L’actrice, écrivaine, poétesse et activiste autochtone se confie sur son parcours, son rôle dans «Unité 9» et la place des Autochtones au sein du paysage culturel québécois.
(c) Les Films du 3 Mars

«Ma grande leçon de vie, c’est que j’ai appris à m’aimer assez pour continuer à donner mon énergie, continuer à créer. Finalement, ça m’a redonné le goût, l’amour pour ce que je fais.»

Le plus grand apprentissage qu’a fait Natasha Kanapé-Fontaine au cours des dernières années, entre autres après avoir participé au documentaire de Santiago Bertolino, NIN E TEPUEIAN - MON CRI, sur sa carrière, c’est d’apprendre à s’apprécier en tant qu’individu. En entrevue au HuffPost Québec, l’actrice, écrivaine, poétesse et activiste autochtone s’est confiée sur son parcours, son rôle dans Unité 9 et la place des Autochtones au sein du paysage culturel québécois.

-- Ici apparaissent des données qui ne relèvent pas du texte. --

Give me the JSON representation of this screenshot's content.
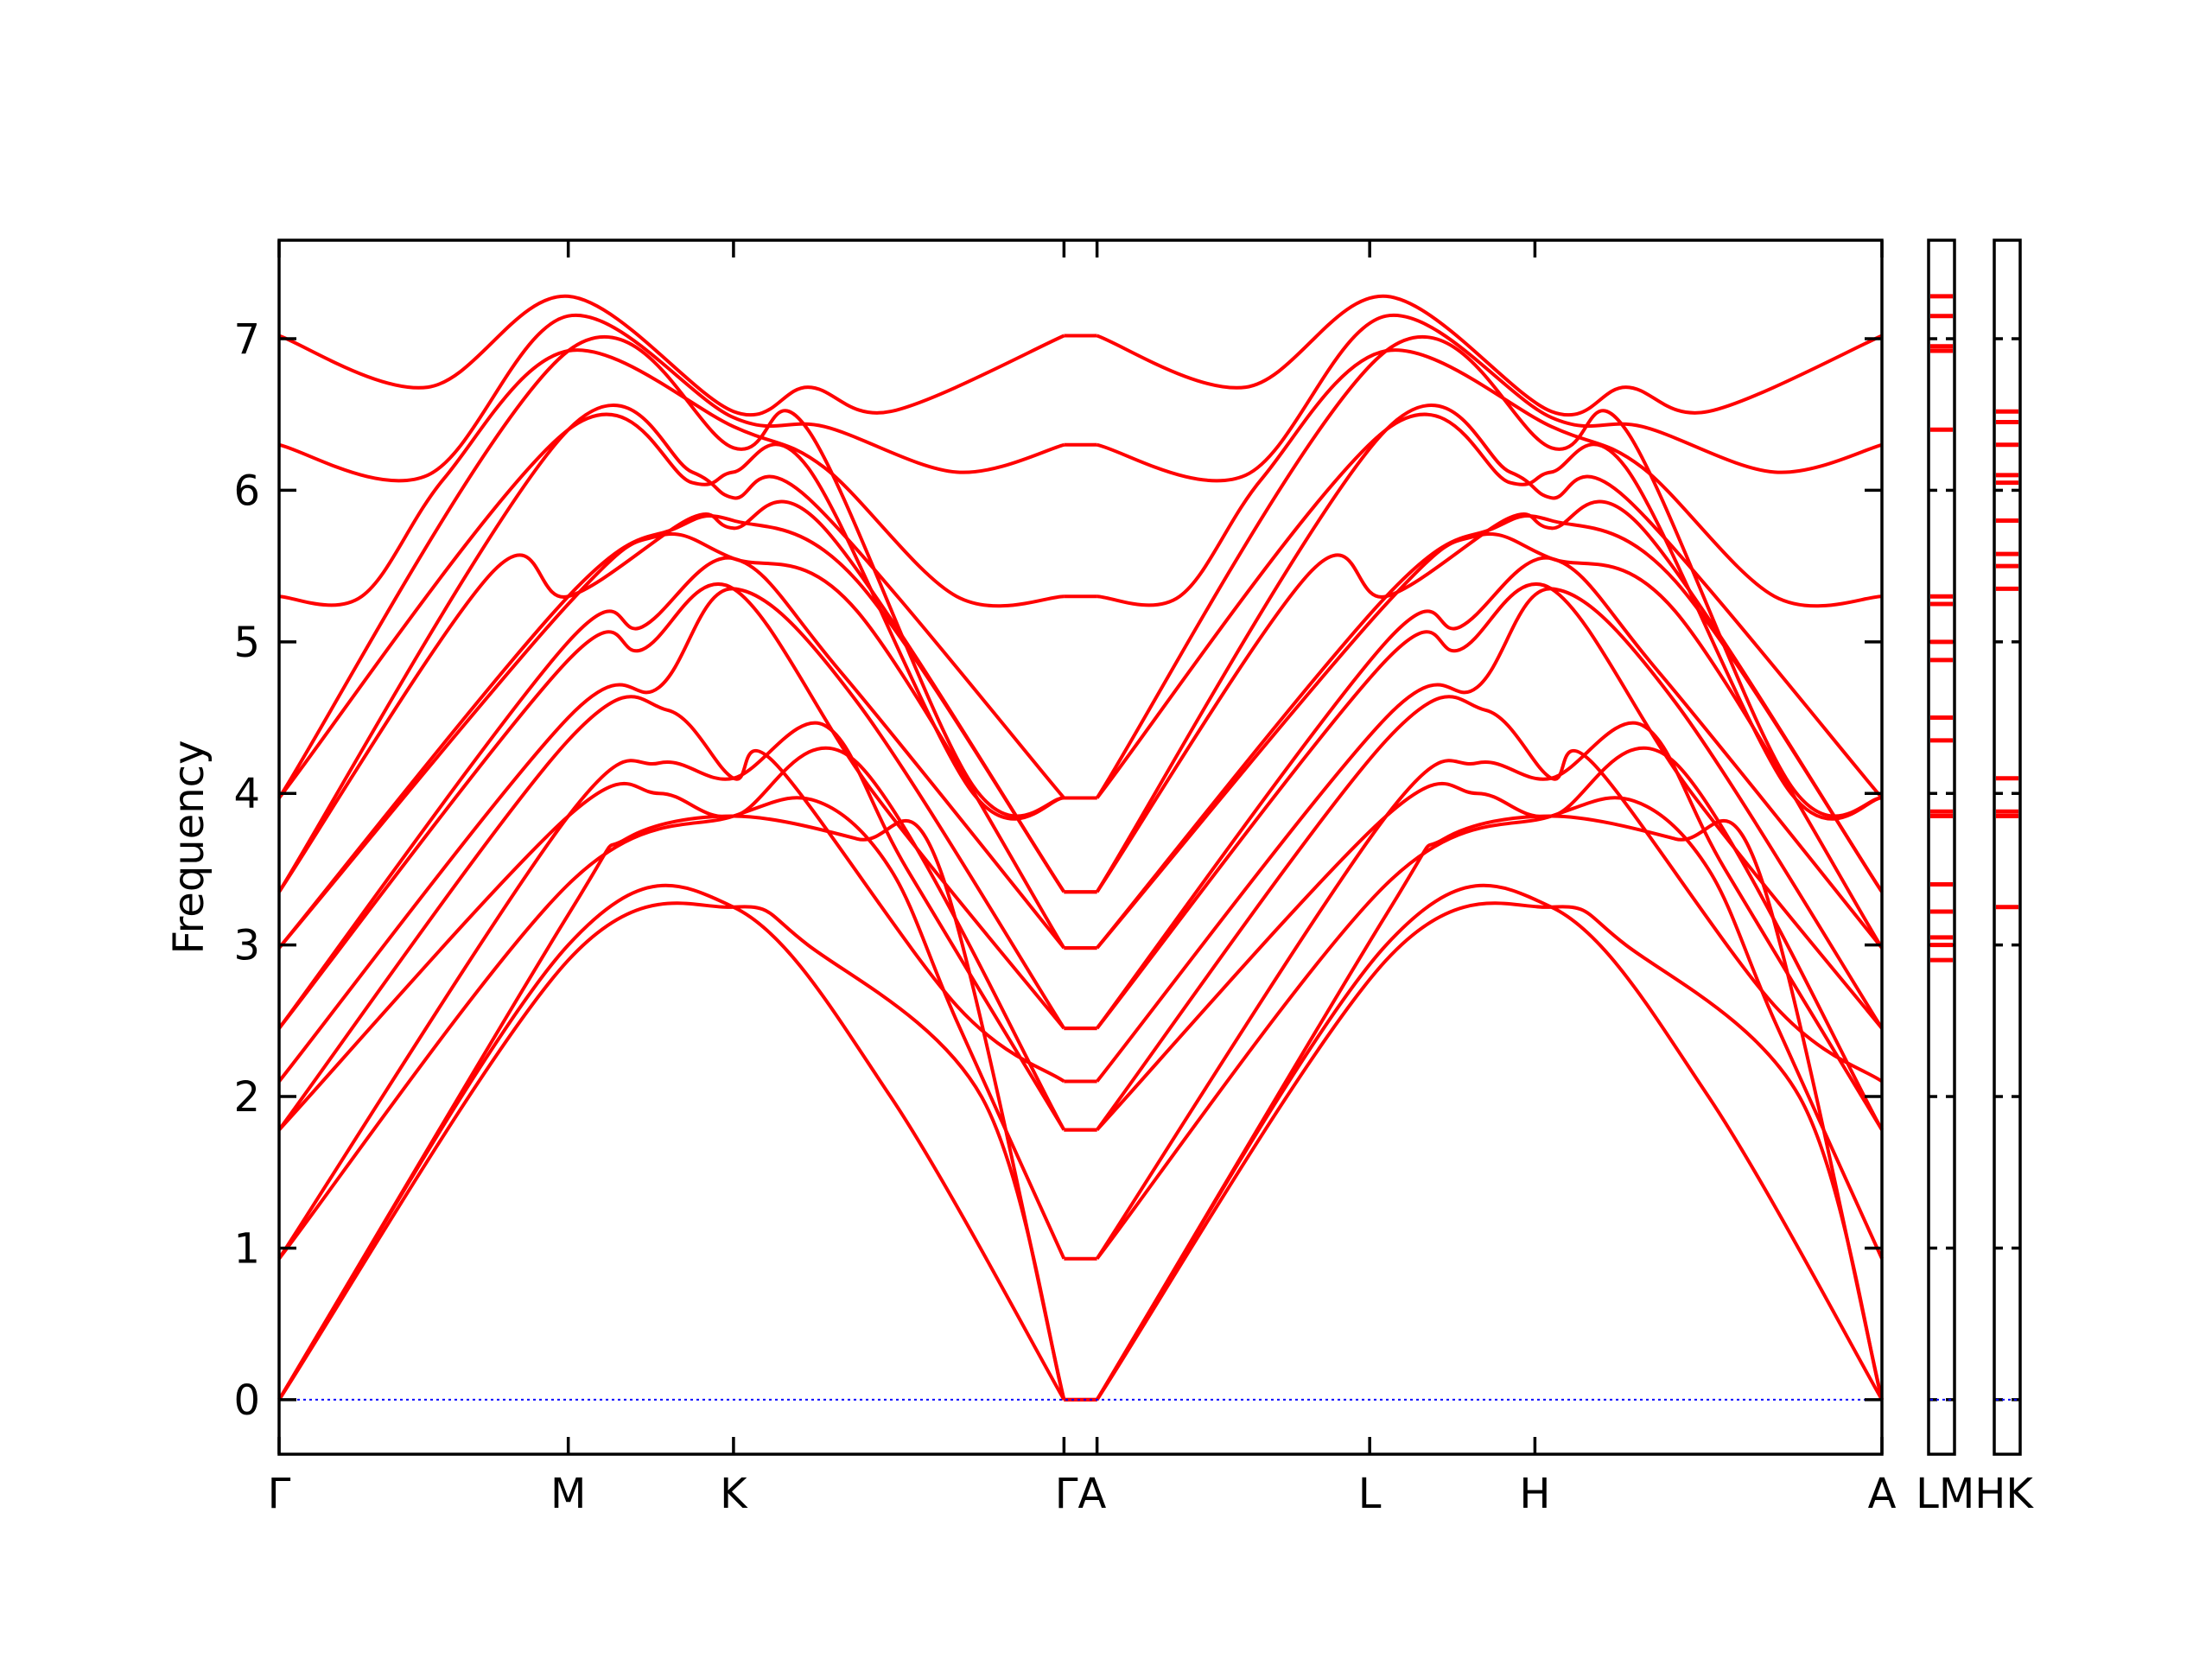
{
  "chart_data": {
    "type": "line",
    "ylabel": "Frequency",
    "ylim": [
      -0.36,
      7.65
    ],
    "yticks": [
      0,
      1,
      2,
      3,
      4,
      5,
      6,
      7
    ],
    "xlim": [
      0,
      9.7
    ],
    "grid": false,
    "path_labels": [
      {
        "label": "Γ",
        "x": 0
      },
      {
        "label": "M",
        "x": 1.75
      },
      {
        "label": "K",
        "x": 2.75
      },
      {
        "label": "ΓA",
        "x": 4.85
      },
      {
        "label": "L",
        "x": 6.6
      },
      {
        "label": "H",
        "x": 7.6
      },
      {
        "label": "A",
        "x": 9.7
      }
    ],
    "tick_positions": [
      0,
      1.75,
      2.75,
      4.75,
      4.95,
      6.6,
      7.6,
      9.7
    ],
    "bands": [
      {
        "name": "",
        "points": [
          [
            0,
            0
          ],
          [
            1.75,
            2.9
          ],
          [
            2.75,
            3.25
          ],
          [
            3.2,
            3.0
          ],
          [
            4.25,
            2.0
          ],
          [
            4.75,
            0
          ]
        ]
      },
      {
        "name": "",
        "points": [
          [
            0,
            0
          ],
          [
            1.75,
            3.0
          ],
          [
            2.75,
            3.25
          ],
          [
            3.7,
            2.0
          ],
          [
            4.75,
            0
          ]
        ]
      },
      {
        "name": "",
        "points": [
          [
            0,
            0
          ],
          [
            1.75,
            3.2
          ],
          [
            2.1,
            3.7
          ],
          [
            2.75,
            3.85
          ],
          [
            3.5,
            3.7
          ],
          [
            4.0,
            3.5
          ],
          [
            4.75,
            0
          ]
        ]
      },
      {
        "name": "",
        "points": [
          [
            0,
            0.93
          ],
          [
            1.75,
            3.4
          ],
          [
            2.75,
            3.85
          ],
          [
            3.25,
            3.95
          ],
          [
            3.7,
            3.5
          ],
          [
            4.1,
            2.5
          ],
          [
            4.75,
            0.93
          ]
        ]
      },
      {
        "name": "",
        "points": [
          [
            0,
            0.93
          ],
          [
            1.75,
            3.85
          ],
          [
            2.3,
            4.2
          ],
          [
            2.75,
            4.1
          ],
          [
            3.3,
            4.45
          ],
          [
            3.8,
            3.5
          ],
          [
            4.75,
            1.78
          ]
        ]
      },
      {
        "name": "",
        "points": [
          [
            0,
            1.78
          ],
          [
            1.75,
            3.85
          ],
          [
            2.3,
            4.0
          ],
          [
            2.75,
            3.85
          ],
          [
            3.5,
            4.2
          ],
          [
            4.75,
            1.78
          ]
        ]
      },
      {
        "name": "",
        "points": [
          [
            0,
            1.78
          ],
          [
            1.75,
            4.35
          ],
          [
            2.35,
            4.55
          ],
          [
            2.75,
            4.1
          ],
          [
            3.0,
            4.2
          ],
          [
            4.1,
            2.6
          ],
          [
            4.75,
            2.1
          ]
        ]
      },
      {
        "name": "",
        "points": [
          [
            0,
            2.1
          ],
          [
            1.75,
            4.5
          ],
          [
            2.3,
            4.7
          ],
          [
            2.75,
            5.35
          ],
          [
            3.5,
            4.6
          ],
          [
            4.75,
            2.45
          ]
        ]
      },
      {
        "name": "",
        "points": [
          [
            0,
            2.45
          ],
          [
            1.75,
            4.88
          ],
          [
            2.2,
            4.95
          ],
          [
            2.75,
            5.35
          ],
          [
            3.6,
            4.0
          ],
          [
            4.75,
            2.45
          ]
        ]
      },
      {
        "name": "",
        "points": [
          [
            0,
            2.45
          ],
          [
            1.75,
            5.0
          ],
          [
            2.2,
            5.1
          ],
          [
            2.75,
            5.55
          ],
          [
            3.4,
            4.8
          ],
          [
            4.75,
            2.98
          ]
        ]
      },
      {
        "name": "",
        "points": [
          [
            0,
            2.98
          ],
          [
            1.75,
            5.25
          ],
          [
            2.3,
            5.7
          ],
          [
            2.75,
            5.55
          ],
          [
            3.5,
            5.2
          ],
          [
            4.75,
            2.98
          ]
        ]
      },
      {
        "name": "",
        "points": [
          [
            0,
            2.98
          ],
          [
            1.75,
            5.3
          ],
          [
            2.4,
            5.75
          ],
          [
            2.75,
            5.8
          ],
          [
            3.5,
            5.4
          ],
          [
            4.75,
            3.35
          ]
        ]
      },
      {
        "name": "",
        "points": [
          [
            0,
            3.35
          ],
          [
            1.3,
            5.47
          ],
          [
            1.75,
            5.3
          ],
          [
            2.5,
            5.82
          ],
          [
            2.75,
            5.75
          ],
          [
            3.3,
            5.75
          ],
          [
            4.75,
            3.35
          ]
        ]
      },
      {
        "name": "",
        "points": [
          [
            0,
            3.35
          ],
          [
            1.75,
            6.4
          ],
          [
            2.5,
            6.12
          ],
          [
            2.75,
            5.95
          ],
          [
            3.2,
            5.95
          ],
          [
            4.75,
            3.97
          ]
        ]
      },
      {
        "name": "",
        "points": [
          [
            0,
            3.97
          ],
          [
            1.75,
            6.4
          ],
          [
            2.5,
            6.05
          ],
          [
            2.75,
            6.12
          ],
          [
            3.2,
            6.15
          ],
          [
            4.2,
            4.0
          ],
          [
            4.75,
            3.97
          ]
        ]
      },
      {
        "name": "",
        "points": [
          [
            0,
            3.97
          ],
          [
            1.75,
            6.92
          ],
          [
            2.75,
            6.28
          ],
          [
            3.2,
            6.4
          ],
          [
            4.2,
            4.05
          ],
          [
            4.75,
            3.97
          ]
        ]
      },
      {
        "name": "",
        "points": [
          [
            0,
            5.3
          ],
          [
            0.5,
            5.3
          ],
          [
            1.0,
            6.08
          ],
          [
            1.75,
            6.92
          ],
          [
            2.75,
            6.42
          ],
          [
            3.3,
            6.15
          ],
          [
            4.1,
            5.3
          ],
          [
            4.75,
            5.3
          ]
        ]
      },
      {
        "name": "",
        "points": [
          [
            0,
            6.3
          ],
          [
            0.9,
            6.1
          ],
          [
            1.75,
            7.15
          ],
          [
            2.75,
            6.48
          ],
          [
            3.3,
            6.42
          ],
          [
            4.1,
            6.12
          ],
          [
            4.75,
            6.3
          ]
        ]
      },
      {
        "name": "",
        "points": [
          [
            0,
            7.02
          ],
          [
            0.9,
            6.68
          ],
          [
            1.75,
            7.28
          ],
          [
            2.75,
            6.52
          ],
          [
            3.2,
            6.68
          ],
          [
            3.7,
            6.52
          ],
          [
            4.75,
            7.02
          ]
        ]
      }
    ],
    "dos_panels": [
      {
        "name": "LM",
        "values": [
          2.9,
          3.0,
          3.05,
          3.22,
          3.4,
          3.85,
          3.88,
          4.35,
          4.5,
          4.88,
          5.0,
          5.25,
          5.3,
          6.4,
          6.92,
          6.95,
          7.15,
          7.28,
          0
        ]
      },
      {
        "name": "HK",
        "values": [
          3.25,
          3.85,
          3.88,
          4.1,
          5.35,
          5.5,
          5.58,
          5.8,
          6.05,
          6.1,
          6.3,
          6.45,
          6.52,
          0
        ]
      }
    ],
    "dos_labels": [
      "LMHK"
    ]
  }
}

Changer pour mieux avancer

Quand elle crée, Natasha Kanapé-Fontaine veut «participer à cette avancée ensemble - Autochtones et non-Autochtones.» Après NIN E TEPUEIAN - MON CRI, elle a réalisé qu’on peut bien vouloir changer les choses au point de vue collectif, mais que ça s’inscrit aussi et d’abord au plan personnel.

«En visionnant le résultat [du film], ça m’a rappelé aussi à quel point, personnellement, je ne m’aimais pas, à l’époque. La grande leçon que j’aie en visionnant ce film-là, c’est vraiment à quel point je faisais tout ça pour tout le monde, je faisais ça pour la communauté, pour la société. Mais dans le fin fond de moi-même, c’est ce que j’ai appris au cours des dernières années: j’ai appris à m’aimer profondément - assez pour continuer la lutte, pour continuer à forcer les mouvements sociaux, à devenir le modèle de ceux qui deviennent les leaders en ce moment, qui se préparent à prendre de plus en plus la parole.»

(c) Les Films du 3 Mars

Si le rôle d’Eyota Standing Bear dans Unité 9 lui a donné une grande visibilité, l’artiste et activiste d’origine innue a également compris qu’avec ce personnage venait aussi une certaine responsabilité. «Quand j’ai pris la décision d’embarquer dans ce rôle-là [celui d’Unité 9], je prenais aussi l’engagement que j’allais devoir changer par rapport à celui-ci.[...] Si je ne m’étais pas sentie prête pour ça, je ne l’aurais pas fait. Il fallait quelqu’un pour présenter ce personnage-là, mais aussi le défendre. Toute mon expérience de militante m’a donné le bagage pour pouvoir le faire et pour répondre à ceux qui pensent que c’est juste un stéréotype ou un cliché

Après avoir interprété ce personnage qui a eu une grande résonance au Québec, elle a commencé à prendre des moyens concrets pour avoir une meilleure hygiène de vie. «Après ça, j’ai vraiment pris des engagements personnels; maintenant, je prends vraiment plus soin de moi. Je ne consomme plus d’alcool. Il y a beaucoup de leaders dans nos nations qui sont sobres. C’est comme une condition; si tu veux être un bon leader, tu ne dois pas te mettre en danger. Donc, on arrête de consommer.»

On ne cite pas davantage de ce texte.